Alors que Cuba navigue en eaux troubles au milieu d'une crise énergétique aiguë depuis le début de l'année, sa propre production pétrolière ne parvient qu'à couvrir un tiers de sa demande en carburant. Dans cette épreuve, l'île dépend du soutien énergétique russe pour ne pas sombrer. Plus récemment, Cuba a entrepris de puiser dans les ressources pétrolières mexicaines pour alléger son fardeau. Cependant, une observation intéressante émane des experts en économie : ce pétrole remplace en quelque sorte les revenus que le pays aurait pu obtenir en échange des services de ses médecins travaillant au Mexique. Cette décision de puiser dans les réserves pétrolières renvoie au besoin croissant de professionnels de la santé, alors que les statistiques font état de la présence de pas moins de 70 000 médecins à Cuba, une disproportion frappante par rapport à la taille de la population.
Dans ce contexte, le mode opératoire des États-Unis vis-à-vis de Cuba reste enveloppé d'incertitudes. Si Washington dispose d'un arsenal de leviers pour manœuvrer la situation, incluant des mesures d'assouplissement, la levée de sanctions et des ouvertures à la coopération économique, la stratégie précise demeure difficile à discerner. Dans la foulée des initiatives de l'ancien président Barack Obama en 2014, l'administration de Joe Biden a œuvré l'année passée pour améliorer les relations avec La Havane. Cela s'est traduit par des pourparlers au niveau gouvernemental de second rang et des propositions de levée partielle des contraintes économiques.
Obama avait alors marqué l'histoire en devenant le premier président américain depuis 1959 à poser pied sur le sol cubain. Cette visite avait permis une rencontre entre Obama et l'ancien président cubain Raul Castro, aboutissant à la réouverture des ambassades des deux nations.

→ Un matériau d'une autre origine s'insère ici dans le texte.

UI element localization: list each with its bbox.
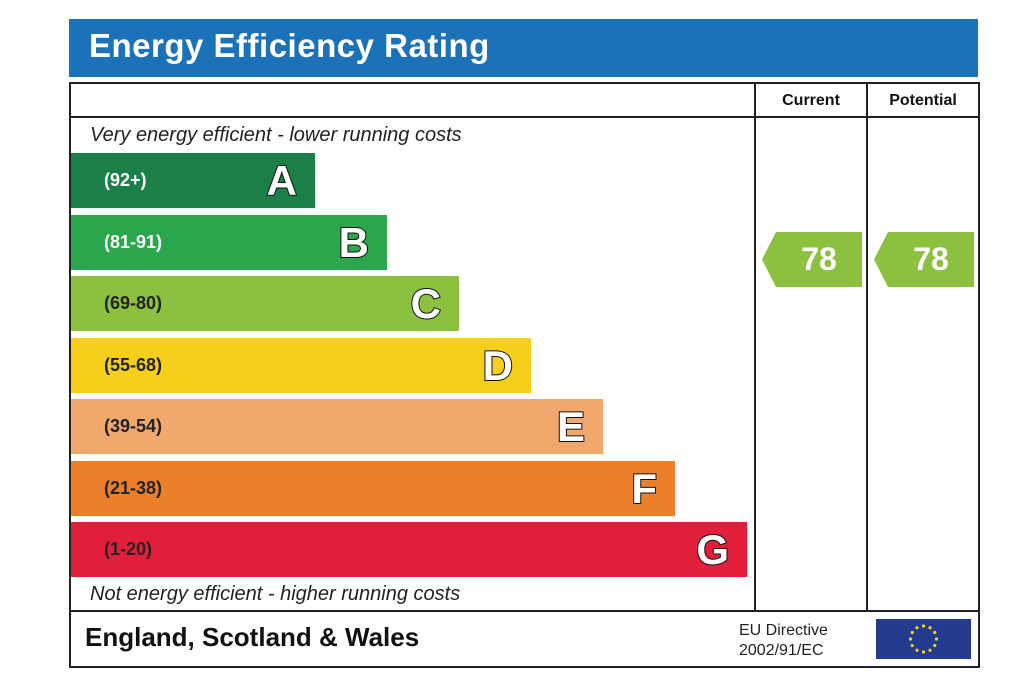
eu-stars [908,624,939,654]
eu-star [933,643,937,648]
band-e-range: (39-54) [104,416,163,436]
band-d-letter: D [482,341,514,390]
eu-star [928,648,932,652]
header-bar: Energy Efficiency Rating [69,19,978,77]
band-e-letter: E [556,402,586,451]
eu-directive-line2: 2002/91/EC [739,642,824,659]
band-f-range: (21-38) [104,477,163,498]
potential-rating-arrow: 78 [874,232,974,287]
bottom-caption: Not energy efficient - higher running co… [90,583,461,605]
band-g-range: (1-20) [104,539,153,559]
footer-divider [71,610,978,612]
current-column-divider [754,84,756,612]
eu-star [915,626,919,630]
eu-star [910,643,914,648]
band-g: (1-20) G [71,522,747,577]
band-a-letter: A [266,156,298,205]
eu-star [928,626,932,630]
band-d: (55-68) D [71,337,531,393]
eu-star [921,624,926,628]
eu-flag-icon [876,619,971,659]
band-b: (81-91) B [71,214,387,270]
potential-column-header: Potential [889,92,957,109]
band-f: (21-38) F [71,460,675,516]
band-b-letter: B [338,218,370,267]
band-c-range: (69-80) [104,293,163,313]
eu-star [921,650,926,654]
eu-star [910,630,914,635]
band-a: (92+) A [71,153,315,208]
potential-rating-value: 78 [913,241,949,277]
rating-frame: Current Potential Very energy efficient … [69,82,980,668]
potential-arrow-shape [874,232,974,287]
current-rating-value: 78 [801,241,837,277]
eu-star [915,648,919,652]
chart-title: Energy Efficiency Rating [89,27,490,64]
eu-star [908,637,913,641]
band-e: (39-54) E [71,399,603,454]
current-rating-arrow: 78 [762,232,862,287]
current-column-header: Current [782,92,840,109]
top-caption: Very energy efficient - lower running co… [90,124,462,146]
band-b-range: (81-91) [104,231,163,252]
eu-directive-line1: EU Directive [739,622,828,639]
potential-column-divider [866,84,868,612]
current-arrow-shape [762,232,862,287]
eu-star [933,630,937,635]
band-f-letter: F [630,464,658,513]
header-row-divider [71,116,978,118]
band-c: (69-80) C [71,276,459,331]
band-a-range: (92+) [104,170,147,190]
region-label: England, Scotland & Wales [85,622,420,652]
band-g-letter: G [695,525,730,574]
eu-star [934,637,939,641]
band-d-range: (55-68) [104,354,163,375]
band-c-letter: C [410,279,442,328]
eu-directive-text: EU Directive 2002/91/EC [739,621,828,661]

Dans la perspective américaine, la facilitation de ces pourparlers – que ce soit par des moyens directs ou par l'intermédiaire de canaux plus informels, comme via le Brésil qui s'est porté volontaire avec l'aval de Washington – pourrait éclairer les chemins vers la résolution des défis majeurs auxquels Cuba fait face. Cela inclut notamment le renforcement des systèmes de santé et agricoles. Cependant, une implication plus profonde de Cuba envers les États-Unis semble peu probable.

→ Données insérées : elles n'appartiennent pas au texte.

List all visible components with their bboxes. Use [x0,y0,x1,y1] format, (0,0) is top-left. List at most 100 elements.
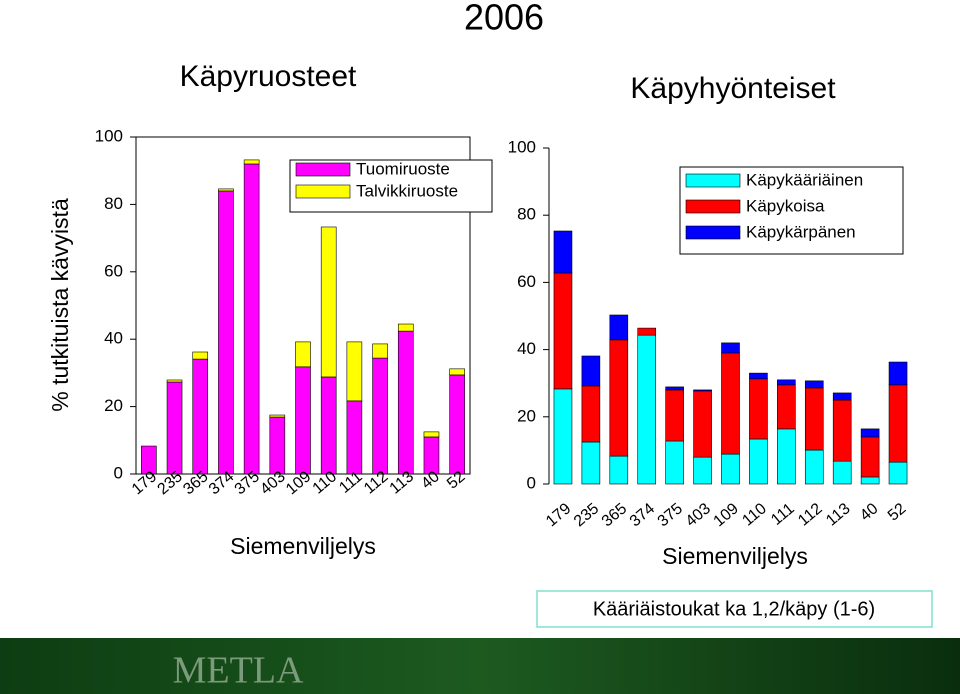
note: Kääriäistoukat ka 1,2/käpy (1-6) [593,598,875,620]
bar-segment [777,379,796,386]
bar-segment [693,389,712,392]
bar-segment [320,226,337,378]
x-tick-label: 113 [823,500,854,529]
legend-label: Käpykääriäinen [746,170,863,189]
bar-segment [553,388,573,485]
x-tick-label: 375 [655,500,686,530]
bar-segment [888,461,908,485]
legend-label: Käpykoisa [746,196,825,215]
slide-title: 2006 [464,0,544,38]
x-tick-label: 374 [627,500,658,530]
y-tick-label: 80 [517,205,536,224]
bar-segment [749,372,768,380]
bar-segment [665,440,684,485]
bar-segment [749,378,768,440]
bar-segment [609,339,629,457]
bar-segment [832,392,852,401]
bar-segment [721,352,740,455]
x-tick-label: 179 [543,500,574,530]
x-tick-label: 235 [571,500,602,530]
x-tick-label: 40 [418,468,443,493]
bar-segment [832,399,852,462]
bar-segment [320,376,337,475]
bar-segment [665,389,684,442]
bar-segment [372,343,388,359]
bar-segment [860,428,880,438]
bar-segment [423,431,440,438]
bar-segment [397,330,414,475]
bar-segment [609,455,629,485]
x-tick-label: 52 [885,500,910,525]
bar-segment [693,456,712,485]
legend-swatch [685,225,741,240]
note-box [536,590,933,628]
legend-label: Tuomiruoste [356,159,450,178]
bar-segment [449,374,465,475]
x-tick-label: 111 [768,500,798,529]
x-tick-label: 365 [599,500,630,530]
y-tick-label: 0 [114,463,123,482]
y-tick-label: 60 [104,261,123,280]
bar-segment [581,355,601,387]
bar-segment [218,188,234,192]
bar-segment [637,334,657,485]
bar-segment [804,380,824,389]
legend-label: Käpykärpänen [746,222,856,241]
bar-segment [346,341,363,402]
bar-segment [609,314,629,341]
bar-segment [888,361,908,386]
legend-swatch [685,199,741,214]
bar-segment [218,190,234,475]
bar-segment [832,460,852,485]
bar-segment [192,351,209,360]
x-axis-label: Siemenviljelys [662,543,808,569]
bar-segment [449,368,465,376]
y-tick-label: 60 [517,272,536,291]
legend-swatch [685,173,741,188]
y-tick-label: 100 [95,126,123,145]
bar-segment [777,428,796,485]
bar-segment [693,390,712,458]
bar-segment [888,384,908,463]
bar-segment [192,358,209,475]
bar-segment [581,441,601,485]
bar-segment [166,379,183,383]
bar-segment [243,163,260,475]
logo: METLA [173,650,304,692]
legend-swatch [295,184,351,199]
bar-segment [141,445,157,475]
x-tick-label: 403 [683,500,714,530]
x-tick-label: 112 [795,500,826,529]
x-tick-label: 110 [739,500,770,529]
bar-segment [553,230,573,274]
chart-title: Käpyhyönteiset [630,72,836,105]
bar-segment [269,414,286,418]
bar-segment [166,381,183,475]
bar-segment [295,341,311,368]
bar-segment [269,416,286,475]
bar-segment [637,327,657,336]
bar-segment [665,386,684,391]
bar-segment [721,453,740,485]
x-axis-label: Siemenviljelys [230,533,376,559]
bar-segment [581,385,601,443]
y-tick-label: 20 [517,406,536,425]
legend-swatch [295,162,351,177]
y-tick-label: 0 [527,473,536,492]
y-tick-label: 80 [104,194,123,213]
y-axis-label: % tutkituista kävyistä [47,198,73,412]
bar-segment [295,366,311,475]
bar-segment [346,400,363,475]
y-tick-label: 20 [104,396,123,415]
y-tick-label: 100 [508,137,536,156]
bar-segment [553,272,573,390]
chart-title: Käpyruosteet [180,60,357,93]
y-tick-label: 40 [517,339,536,358]
bar-segment [777,384,796,430]
legend-label: Talvikkiruoste [356,181,458,200]
bar-segment [749,438,768,485]
x-tick-label: 40 [857,500,882,525]
bar-segment [860,476,880,485]
bar-segment [243,159,260,165]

L'approche américaine visant à impliquer le Brésil dans les discussions non officielles avec Cuba n'est pas sans risques et obstacles. Dans cette dynamique, Washington se doit d'abord d'équilibrer la balance et de travailler à lever les entraves économiques pesant sur l'île. C'est seulement après ces étapes qu'il serait envisageable de se positionner en tant que concurrent face à la Russie et à la Chine, bien que ce ne soit pas l'objectif immédiat. Tout cela amène les États-Unis à compter sur la collaboration du Brésil pour saisir cette opportunité unique. Ces derniers considèrent le Brésil comme un acteur de transition, susceptible d'ouvrir graduellement l'île sur les plans économique et politique. Le plan américain consiste à intervenir au moment propice. La question demeure : réussiront-ils à concrétiser cette stratégie ?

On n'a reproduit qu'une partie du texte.